Ralf Wagner
[24.2. 2004]

Kein Mangel an Populisten
Zu Werner A. Perger und Götz Hamann: Die Angstmacher in Die Zeit 09/04
http://www.zeit.de/2004/09/03_Populismus

Deutschland – ein Land ohne Populisten? Haben Sie da nicht wen überbesehen?
Beim Lesen der Bild-Zeitung kann Ihnen doch Oskar Lafontaine nicht entgangen sein. In den Zeiten der höchsten Staats- und Sozialleistungsquote aller Zeiten spürt er unverdrossen dem kalten Wind des Neoliberalismus nach und wie mit der Wünschelrute sucht er immer neue Geldquellen für die Umverteilung. Wer arbeitet ist ein Raffke und nur wer von staatlichen Alimentationen lebt, ist schon vorab sozial schwach und schützenswert – so wie Oskar Lafontaine selbst. Er hat sein ganzes Leben im Öffentlichen Dienst verbracht und muß nun mit den Almosen der Übergangsgelder und sonstigen Pensionsansprüche auskommen. Die Steuern von gut zwei Dutzend Facharbeitern dürfte wohl jeden Monat für diesen sozialen Zweck fällig sein. Unbekümmert fordert er immer neue Schulden und neue Steuern. Dass es immer weniger werden, die das finanzieren müssen, dass sie immer mehr nur dafür arbeiten – wen interessiert’s. Oskar Lafontaine bestimmt nicht. Wenn der kein Populist ist, dann gibt es keine Populisten.

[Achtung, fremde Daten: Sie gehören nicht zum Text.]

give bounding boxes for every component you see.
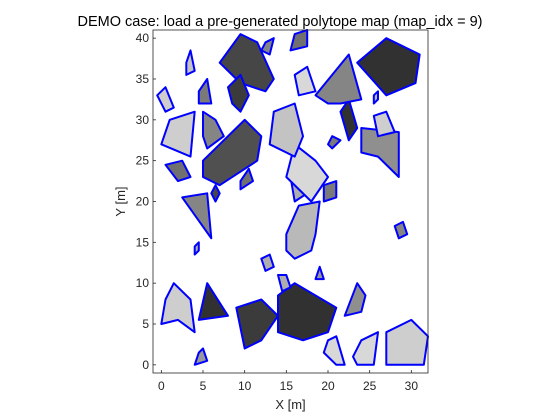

Oder sind Ihnen die Herren Peters und Bsirske ergänzt durch die Damen Engelen-Käfer und Mönnig-Raane noch nicht aufgefallen? Unbeirrbar bereichern sie jede Talkshow mit der These, dass die hohen Lohnkosten in Deutschland nichts, aber auch gar nichts mit der nicht abnehmen wollenden Arbeitslosigkeit zu tun hätten. Wenn ein Arzt behaupten würde, dass exzessiver Alkoholmissbrauch und Leberzirrhose nichts miteinander zu tun hätten, würde das wohl keiner akzeptieren. Anders bei Deutschlands Top-Gewerkschaftern. Schließlich haben sie ja auch „überzeugende“ Argumente. Die Lohnstückkosten zum Beispiel, bei denen Deutschland durchaus vergleichbar mit anderen sei. Das überzeugt aber nur die, die keine Ahnung davon haben, was Lohnstückkosten eigentlich sind. Christiansen und Co. gehören mit Sicherheit dazu. Und dann ist ja Deutschland auch noch Exportweltmeister. Nur gerade wegen der hohen Arbeitskosten sind wir das nur noch durch die Ausfuhr solcher Güter, deren Wertschöpfung heute schon großenteils selbst im Ausland stattfindet und die dann als Vorprodukte importiert werden und denen vielleicht irgendwann hierzulande nur noch der Stern auf den Kühler gesetzt wird.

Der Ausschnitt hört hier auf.